Dr. Plinio: Varão Católico


O panorama Católico na São Paulo de 1928 – II

Como descrevi em ocasião anterior, a maioria dos homens da camada social mais alta da São Paulo de 28 não praticava a Religião. Diziam-se ateus e procuravam evitar qualquer manifestação de apreço à vida de piedade.

Por outro lado, boa parte deles era honesta em seus negócios. Se alguém os chamasse de ladrões ou algo semelhante, reagiam com a força física. E naquele tempo empregava-se muito mais o uso das bofetadas e bengaladas, como vagos restos do duelo que chegou a existir no Brasil, embora à nossa maneira nacional...

Vestígios de Fé sob a aparência anti-católica

Cumpre mencionar, aliás, que esses indivíduos se apresentavam com um tônus peculiar aos de sua classe: porte ereto, decididos, os mais velhos usando bigodes retilíneos ou à la Kaiser, com as pontas viradas para cima. Os cabelos primorosamente penteados com fixadores franceses, norte-americanos ou argentinos – era famoso um produto portenho chamado Gomina –, formando uma espécie de capacete lustroso sobre a cabeça. Poucos dividiam o cabelo ao meio, muitos o penteavam inteiramente para trás, outros faziam uma risca de lado. Em qualquer desses estilos, o cabelo era sempre rigorosamente engominado.

Essa forma de se cuidar estava de acordo com os atores de cinema hollywoodianos, os quais ditavam a moda no tempo. E o perfil dos homens era bastante varonil, mesmo dos mais moços, que ora usavam bigode, ora não, conforme as tendências em voga.
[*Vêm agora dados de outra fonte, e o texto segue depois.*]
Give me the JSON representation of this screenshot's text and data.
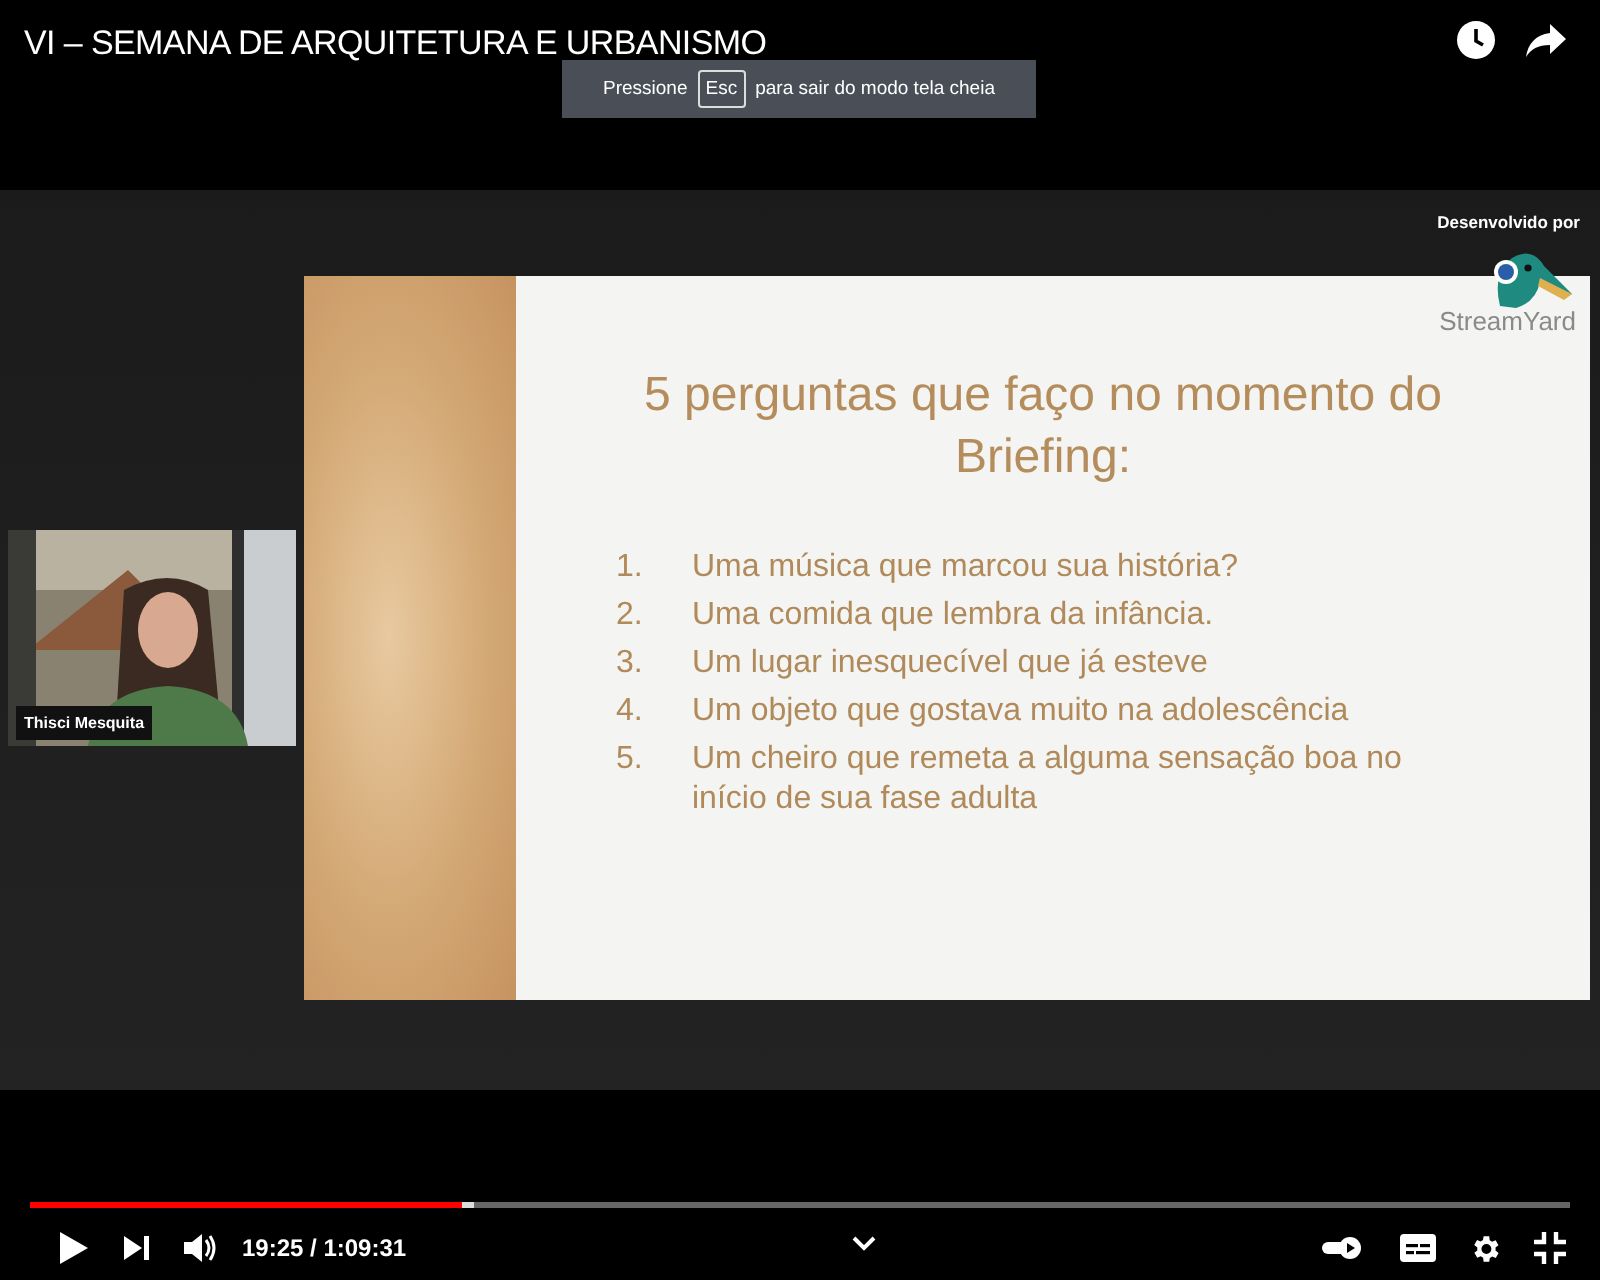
{
  "title": "VI – SEMANA DE ARQUITETURA E URBANISMO",
  "fullscreen_hint": {
    "before": "Pressione",
    "key": "Esc",
    "after": "para sair do modo tela cheia"
  },
  "stream": {
    "branding": "Desenvolvido por",
    "logo_text": "StreamYard",
    "camera": {
      "name": "Thisci Mesquita"
    },
    "slide": {
      "heading": "5 perguntas que faço no momento do Briefing:",
      "items": [
        {
          "number": "1.",
          "text": "Uma música que marcou sua história?"
        },
        {
          "number": "2.",
          "text": "Uma comida que lembra da infância."
        },
        {
          "number": "3.",
          "text": "Um lugar inesquecível que já esteve"
        },
        {
          "number": "4.",
          "text": "Um objeto que gostava muito na adolescência"
        },
        {
          "number": "5.",
          "text": "Um cheiro que remeta a alguma sensação boa no início de sua fase adulta"
        }
      ]
    }
  },
  "player": {
    "progress": {
      "level": 0.28
    },
    "time": "19:25 / 1:09:31",
    "autoplay": {
      "on": true
    }
  }
}
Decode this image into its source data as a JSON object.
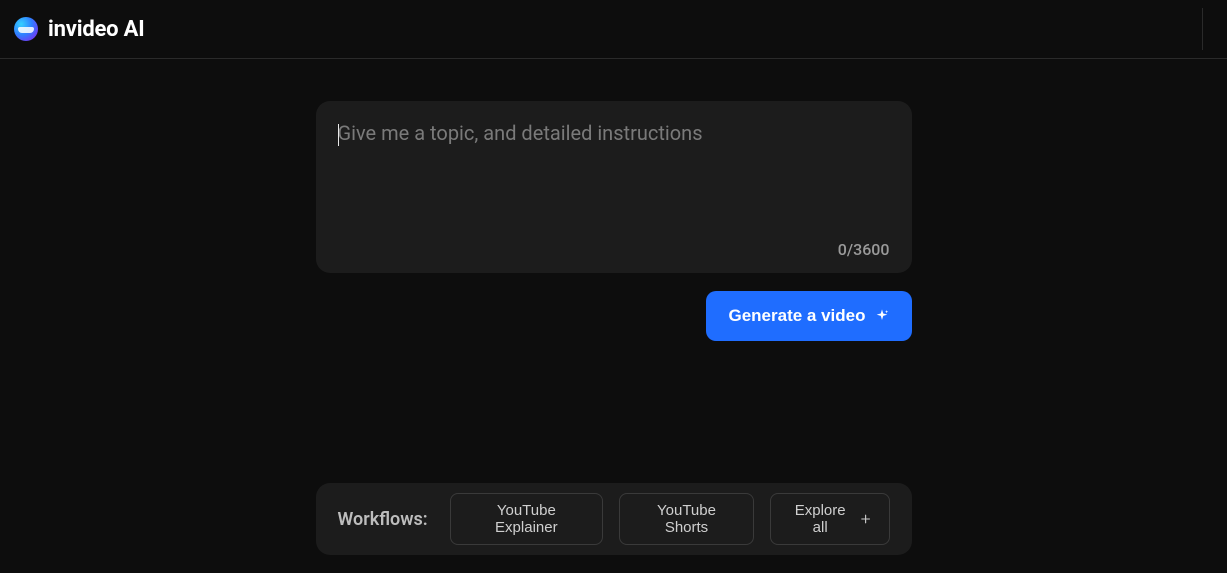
{
  "header": {
    "brand": "invideo AI"
  },
  "prompt": {
    "placeholder": "Give me a topic, and detailed instructions",
    "value": "",
    "counter": "0/3600"
  },
  "actions": {
    "generate_label": "Generate a video"
  },
  "workflows": {
    "label": "Workflows:",
    "items": [
      {
        "label": "YouTube Explainer"
      },
      {
        "label": "YouTube Shorts"
      }
    ],
    "explore_label": "Explore all"
  }
}
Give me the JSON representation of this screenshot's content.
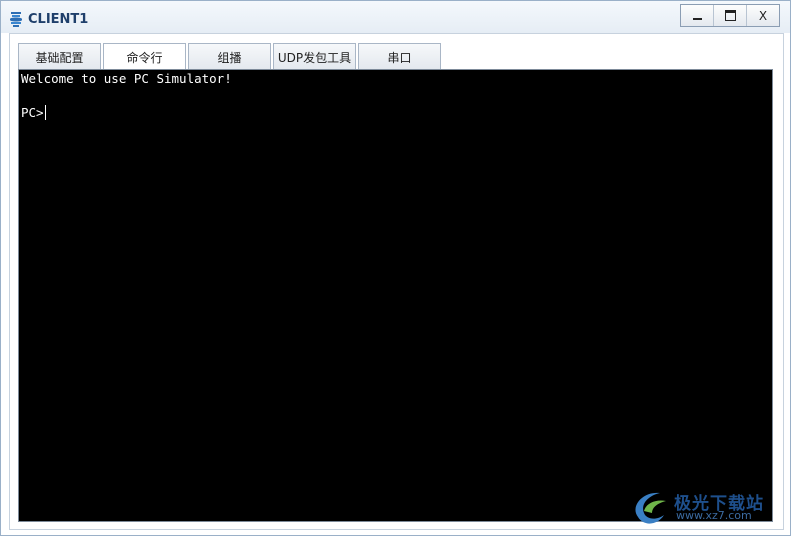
{
  "window": {
    "title": "CLIENT1",
    "buttons": {
      "minimize": "",
      "maximize": "",
      "close": "X"
    }
  },
  "tabs": [
    {
      "label": "基础配置",
      "active": false
    },
    {
      "label": "命令行",
      "active": true
    },
    {
      "label": "组播",
      "active": false
    },
    {
      "label": "UDP发包工具",
      "active": false
    },
    {
      "label": "串口",
      "active": false
    }
  ],
  "terminal": {
    "welcome": "Welcome to use PC Simulator!",
    "prompt": "PC>",
    "background": "#000000",
    "foreground": "#ffffff"
  },
  "watermark": {
    "brand": "极光下载站",
    "url": "www.xz7.com"
  },
  "colors": {
    "title_text": "#1f3f6b",
    "window_border": "#9ab0c8"
  }
}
Estas, é claro, variavam: houve o período dos bigodes pequenos e ralos, horrendos, estendendo-se ao longo do beiço superior, sem subir até o nariz; já segundo costume diverso, o bigode era cultivado como um tufo, algo à la Hitler, outras vezes à la Adolphe Menjou (artista do cinema americano que bancava o aristocrata francês decadente), com um tufo grande e pontas compridas, considerado distinto.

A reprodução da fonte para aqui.